- Directed By: Paco Plaza
- Starring: Leticia Dolera, Diego Martin
It is a bold movie to throw out something that has been built over two beloved films. But REC 3 director Paco Plaza is nothing if not bold. Occurring in tandem with the storyline of the first two films (two of the best films to come out of the found footage genre) Rec 3 takes place at the lavish wedding of Clara (Leticia Dolera) and Koldo (Diego Martin). They are surrounded by their loved ones who love them so much that they’ll show up even if a dog that appears to be dead bites them (a subtle, yet appreciate nod to the first film). As the inevitable zombie/demon outbreak occurs, Clara and Koldo are separated and spend the rest of the film making their way back to one another.

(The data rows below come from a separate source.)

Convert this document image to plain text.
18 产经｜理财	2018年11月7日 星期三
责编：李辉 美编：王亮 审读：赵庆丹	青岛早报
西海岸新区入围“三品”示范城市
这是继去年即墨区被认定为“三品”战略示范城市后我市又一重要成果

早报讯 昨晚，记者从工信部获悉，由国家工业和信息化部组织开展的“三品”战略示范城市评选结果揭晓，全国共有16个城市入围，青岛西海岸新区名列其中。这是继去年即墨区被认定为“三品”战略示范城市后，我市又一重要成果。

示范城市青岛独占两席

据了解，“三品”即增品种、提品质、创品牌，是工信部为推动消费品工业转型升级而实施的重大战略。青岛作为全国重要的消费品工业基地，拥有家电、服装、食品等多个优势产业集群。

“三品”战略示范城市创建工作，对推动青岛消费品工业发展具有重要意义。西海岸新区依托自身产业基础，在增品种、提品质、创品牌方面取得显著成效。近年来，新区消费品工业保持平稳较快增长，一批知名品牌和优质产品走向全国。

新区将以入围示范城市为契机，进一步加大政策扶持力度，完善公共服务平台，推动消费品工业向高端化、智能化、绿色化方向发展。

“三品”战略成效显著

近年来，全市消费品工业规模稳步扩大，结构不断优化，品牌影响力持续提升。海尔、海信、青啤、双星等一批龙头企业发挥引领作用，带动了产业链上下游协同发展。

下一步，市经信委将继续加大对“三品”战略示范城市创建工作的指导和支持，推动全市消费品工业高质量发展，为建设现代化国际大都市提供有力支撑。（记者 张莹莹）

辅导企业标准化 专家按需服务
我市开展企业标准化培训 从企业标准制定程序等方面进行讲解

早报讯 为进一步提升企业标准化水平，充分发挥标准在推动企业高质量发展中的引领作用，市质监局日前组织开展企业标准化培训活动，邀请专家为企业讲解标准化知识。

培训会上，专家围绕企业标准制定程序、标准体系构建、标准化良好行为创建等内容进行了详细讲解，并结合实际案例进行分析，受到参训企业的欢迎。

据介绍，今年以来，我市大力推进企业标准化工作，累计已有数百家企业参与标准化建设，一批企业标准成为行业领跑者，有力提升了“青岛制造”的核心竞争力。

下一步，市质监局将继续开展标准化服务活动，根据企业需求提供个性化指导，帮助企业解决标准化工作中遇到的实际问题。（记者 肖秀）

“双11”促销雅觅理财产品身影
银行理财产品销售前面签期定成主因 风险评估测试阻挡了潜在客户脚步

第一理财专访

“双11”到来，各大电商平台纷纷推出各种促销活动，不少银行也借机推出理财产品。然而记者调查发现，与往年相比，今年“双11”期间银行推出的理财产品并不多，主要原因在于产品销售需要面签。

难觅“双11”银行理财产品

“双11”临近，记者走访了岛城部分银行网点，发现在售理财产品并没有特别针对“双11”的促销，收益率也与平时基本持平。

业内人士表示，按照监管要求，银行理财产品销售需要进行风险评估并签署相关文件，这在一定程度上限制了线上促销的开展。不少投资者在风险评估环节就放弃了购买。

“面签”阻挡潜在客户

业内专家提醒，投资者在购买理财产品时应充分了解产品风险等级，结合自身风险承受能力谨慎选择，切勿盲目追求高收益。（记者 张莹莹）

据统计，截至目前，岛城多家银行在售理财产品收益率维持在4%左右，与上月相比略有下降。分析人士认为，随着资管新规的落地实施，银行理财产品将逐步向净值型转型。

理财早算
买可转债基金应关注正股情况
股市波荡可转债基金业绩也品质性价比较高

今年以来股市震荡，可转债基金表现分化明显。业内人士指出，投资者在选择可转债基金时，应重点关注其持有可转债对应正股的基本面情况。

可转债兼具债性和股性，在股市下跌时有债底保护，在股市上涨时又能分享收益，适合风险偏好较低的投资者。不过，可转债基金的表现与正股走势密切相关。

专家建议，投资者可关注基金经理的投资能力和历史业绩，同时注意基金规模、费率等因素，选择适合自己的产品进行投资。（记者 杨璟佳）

What has separated the REC series from other modern zombie films, is its intelligence and reliance on the “real”. Whether the “real” in question is its found footage format or reactions for the characters, the REC series has built its chilling quality on the way its filmmakers Plaza and co-director of the first two films Jaume Balagueró utilized slightly off camera angles and sharp plot twists that arose through the mayhem of being confined within an apartment complex during a deadly outbreak. Within the first half hour of REC 3, Plaza does away with the found footage aspect in an interesting moment of meta-filmmaking to proceed with the film more generically. And therein lies the problem.
Wherein the first two films succeed in merging the fear of an unknown, ferocious attack on a set of likeable character and mixing the elements of a viral outbreak with demonic possession, REC 3 merely limps along showing us a lame version of a film we’ve already seen before. After the initial outbreak the film splits between Clara and Koldo’s storylines as they encounter their wedding guest, some alive some demonized, as they struggle to make their way back to each other positive that the other is still alive. The film relies on cheap gags that ignore the severity of the situation. Moments of real emotion are attempted but fall flat as they are confront by what used to be their nearest and dearest. Both Dolera and Martin are likeable enough as the two leads but their characters are so woefully under-developed that it’s hard to believe the creators of the first two films made this one. Dolera’s most character driven moment is when she decides to kick butt by tearing off part of her wedding gown, picking up a chainsaw and yelling “It’s my day” repeatedly in a moment cribbed from Peter Berg’s Very Bad Things.
What Plaza lacks in storytelling and character, he makes up for with visual flair. By doing away with their found footage format, Plaza makes interesting use of the rented manor setting. Filled with catacombs, churches, and convenient PA systems, the manor house and estate is probably the film’s most interesting character. The setting creates an eerie cross between a dream and a fairy tale. It is simply a shame that it wasn’t integrated more fully into the story.
REC 3 manages to not explain anything about the first two films and fail to pay anything off for fans of the series. According to the film’s publicity, this is all in preparation of for the final installment of the series, REC 4 Apocalypse directed by Balagueró, making REC 3 a mere stepping stone between films. A film that breaks the conventions established in the first films and fails to add anything new beyond what any horror fan with half a brain has been seeing in zombie films for the last ten years. What Plaza has tried to do with this film is insert a horror-comedy chapter into the REC series. Unfortunately the jokes fall flat (as they do when you have to explain a joke 2-3 times) and then tries to demand an emotional catharsis at the end of the film that it simply hasn’t earned. REC 3 is simply another competent zombie film that, at its best, will make you want to revisit the superior originals.